Raw Expression Counts

Lowly expressed genes

First, let’s observe the distribution of the median expression count per gene. Note that there is a long tail, and we’re just focusing on the small medians.

salmon_gene_stats <- get_stats(salmon$txi$counts, id_colname = "genes")

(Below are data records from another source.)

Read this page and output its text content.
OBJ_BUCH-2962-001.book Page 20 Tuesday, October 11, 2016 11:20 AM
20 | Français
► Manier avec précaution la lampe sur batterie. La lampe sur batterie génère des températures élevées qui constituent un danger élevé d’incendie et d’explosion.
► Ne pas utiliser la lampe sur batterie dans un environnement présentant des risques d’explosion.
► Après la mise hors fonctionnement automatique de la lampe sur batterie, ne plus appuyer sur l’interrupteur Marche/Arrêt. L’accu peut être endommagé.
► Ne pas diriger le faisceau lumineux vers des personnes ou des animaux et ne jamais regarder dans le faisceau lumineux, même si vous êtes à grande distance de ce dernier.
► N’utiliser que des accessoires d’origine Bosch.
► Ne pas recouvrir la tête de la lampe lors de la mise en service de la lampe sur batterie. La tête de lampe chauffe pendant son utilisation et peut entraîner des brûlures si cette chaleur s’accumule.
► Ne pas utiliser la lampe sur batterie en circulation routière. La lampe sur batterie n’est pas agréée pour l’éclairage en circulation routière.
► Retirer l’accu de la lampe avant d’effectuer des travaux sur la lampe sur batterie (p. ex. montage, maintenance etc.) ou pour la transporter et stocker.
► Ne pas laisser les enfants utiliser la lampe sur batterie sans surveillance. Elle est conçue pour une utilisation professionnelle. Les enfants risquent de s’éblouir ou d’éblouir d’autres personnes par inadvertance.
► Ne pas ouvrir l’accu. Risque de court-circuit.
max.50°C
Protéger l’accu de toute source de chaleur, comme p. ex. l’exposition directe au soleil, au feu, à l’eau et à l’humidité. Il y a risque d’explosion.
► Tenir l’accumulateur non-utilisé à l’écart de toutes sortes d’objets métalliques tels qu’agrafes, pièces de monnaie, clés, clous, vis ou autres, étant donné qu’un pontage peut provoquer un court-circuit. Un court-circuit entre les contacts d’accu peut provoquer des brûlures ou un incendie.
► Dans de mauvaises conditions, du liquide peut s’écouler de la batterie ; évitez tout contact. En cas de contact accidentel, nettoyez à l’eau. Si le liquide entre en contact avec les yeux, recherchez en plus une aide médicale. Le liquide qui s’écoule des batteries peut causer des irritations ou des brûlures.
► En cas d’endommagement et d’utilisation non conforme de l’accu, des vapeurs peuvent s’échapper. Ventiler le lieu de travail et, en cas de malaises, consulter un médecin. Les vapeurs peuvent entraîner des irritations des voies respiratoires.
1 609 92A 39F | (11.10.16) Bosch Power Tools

hist_salmon_gene_medians <- 
  salmon_gene_stats %>% {
  ggplot(., aes(x = median)) +
  geom_histogram(binwidth = 1, fill = "grey75", colour = "grey40") +
  xlim(NA, quantile(.$median, 0.6))
}

hist_salmon_gene_medians

As you can see, there is a large proportion of genes whose expression medians are equal to zero: this affects 19418 out of 58133 genes. Just to make sure I’m not excluding genes that are highly expressed in less than half of the samples (but undetectable in the majority), I plot the average expression of these median-zero genes below.

hist_salmon_gene_means <- 
  salmon_gene_stats %>% 
  dplyr::filter(median == 0) %>% {
  ggplot(., aes(x = mean)) +
  geom_histogram(bins = 30, fill = "grey75", colour = "grey40") +
  xlim(NA, 5)
}

hist_salmon_gene_means

As you can see above, the average expression of these median-zero genes is extremely low for the vast majority: only 333 out of 19418 genes have an average expression count above five. Let’s plot the expressed of these genes to see whether it’s worth rescuing them, i.e. including them despite their median-zero status. Note that I’m scaling the values in each row.

median_zero_high_mean_genes <- 
  hist_salmon_gene_means$data %>% 
  dplyr::filter(mean > 5) %$% 
  salmon$txi$counts[genes,]

plot_heatmap(median_zero_high_mean_genes, annotations, colours, border_color = NA)

Based on the above heatmap, there doesn’t seem to be genes that are consistently expressed in less than half of the samples. Most genes seems to be highly expressed in a small subset of samples, most likely outliers. For this reason, these genes will not be rescued. I will now remove all median-zero genes.

mz_genes       <- salmon_gene_stats$median == 0
salmon$dds     <- DESeq2::DESeqDataSetFromTximport(
                     salmon$txi, salmon$annotations, ~tissue_status)
salmon$vst     <- DESeq2::vst(salmon$dds[!mz_genes,], blind = TRUE)
salmon$vst_mat <- SummarizedExperiment::assay(salmon$vst)

Transformed Expression Counts

Outlier samples

Now that we’ve removed uninformative genes, we should identify any outlier samples that should be excluded from downstream analyses. We will first look at the distribution of gene expression values. Note that we are using transformed (variance-stabilized) expression values.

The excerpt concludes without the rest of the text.